The third exception cannot be sustained. John Dawkins, (803) among other things, testified: "I recollect the night when the barn was burnt. I met a man whom I took to be Lytle; I was in seven steps of him, the man whom I took to be Lytle, in the road near my house. He was a low, chunky man. It was too dark to see whether he was white or black. He had his back to me, had on a dark sack coat. I have known Lytle ten years, have seen him often. Had I spoken to him I would have called him Lytle. This was almost 7:30, on the Howard Gap Road. This was the night the barn was burnt." This evidence was objected to, allowed, and defendant excepted, and S. v. Thorp, 72 N.C. 186, is cited to sustain the exception. But it will be seen that this case is easily distinguishable from Thorp's case. That case holds that a witness should not be allowed to give his "impression as to the matters of which he has no personal knowledge," that is, he should not be allowed to give the results of his mind, his reasoning, as evidence, but only the results produced on his senses, as seeing, hearing, etc.
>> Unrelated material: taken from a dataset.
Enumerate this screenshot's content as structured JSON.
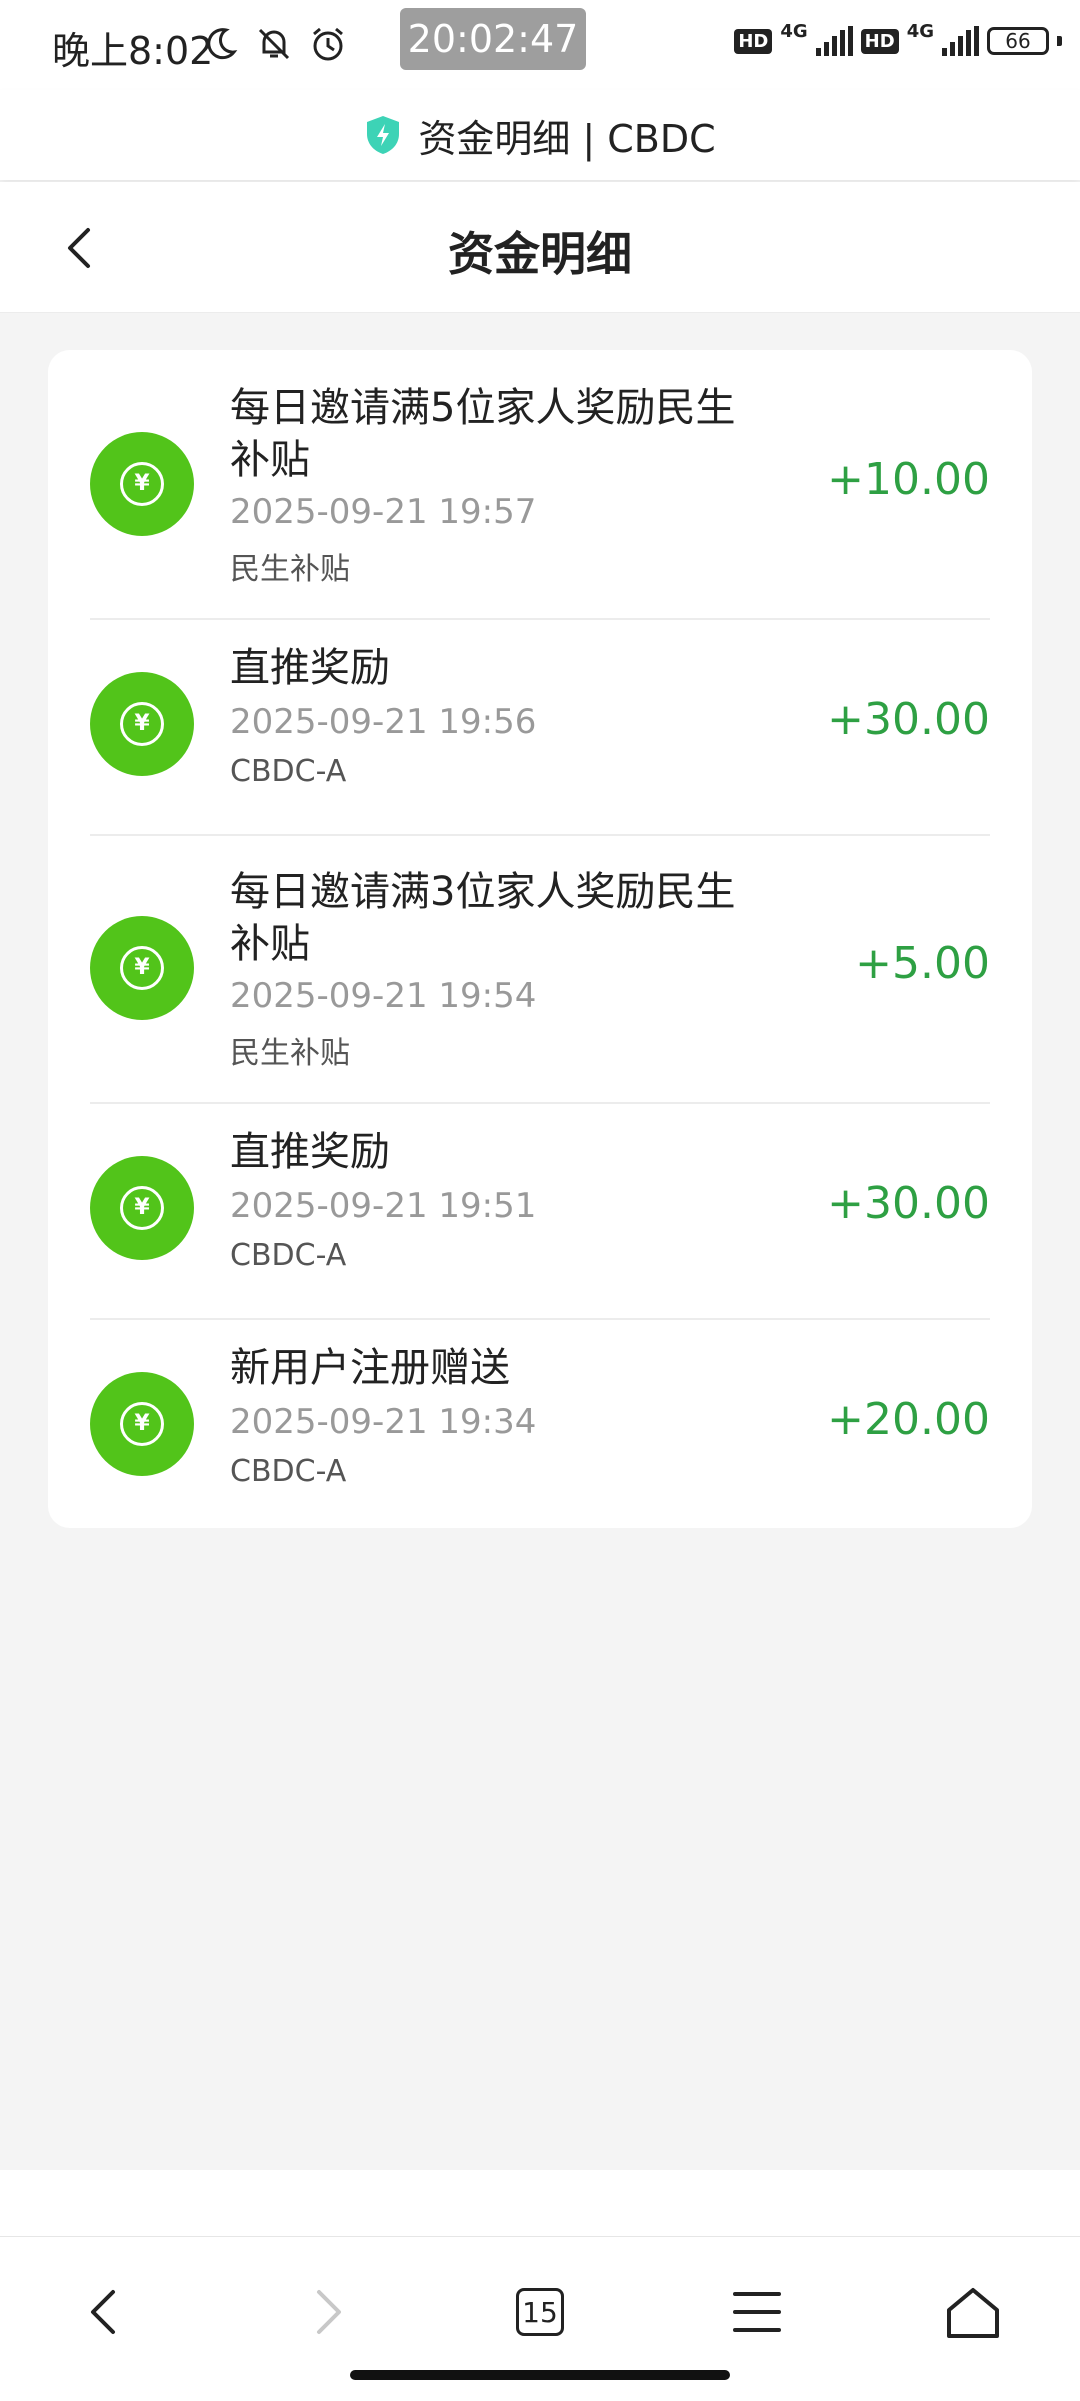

In fact, the case of S. v. Thorp sustains the ruling of the court, as does also that of S. v. Rhodes, supra. It is true that it appears from the evidence sent up that, upon cross-examination by defendant, the witness Dawkins said: "I only judged it was Lytle from his chunky build and the fact that I had heard he had gone up the road that day." If this had been the evidence called out by the State under the objection of defendant, we would have held that the latter part of the sentence ("and the fact that I had heard he had gone up the road that day") was improper as a means of identifying Lytle. This would have fallen within the criticism of Judge Reade *552 in delivering the opinion in S. v. Thorpe, supra. But there are two reasons why it cannot avail the defendant here: it was called (804) out by him on cross-examination, and it was not objected or excepted to.

Affirmed.

Cited: S. v. Costner, 127 N.C. 573; S. v. Holder, 133 N.C. 711;S. v. Lewis, 142 N.C. 636; S. v. Long, 143 N.C. 674; S. v. Carmon,145 N.C. 494; S. v. Walker, 149 N.C. 531; S. v. Lane, 166 N.C. 336;S. v. Rogers, 168 N.C. 114; S. v. Bridgers, 172 N.C. 882; S. v. Clark,173 N.C. 745.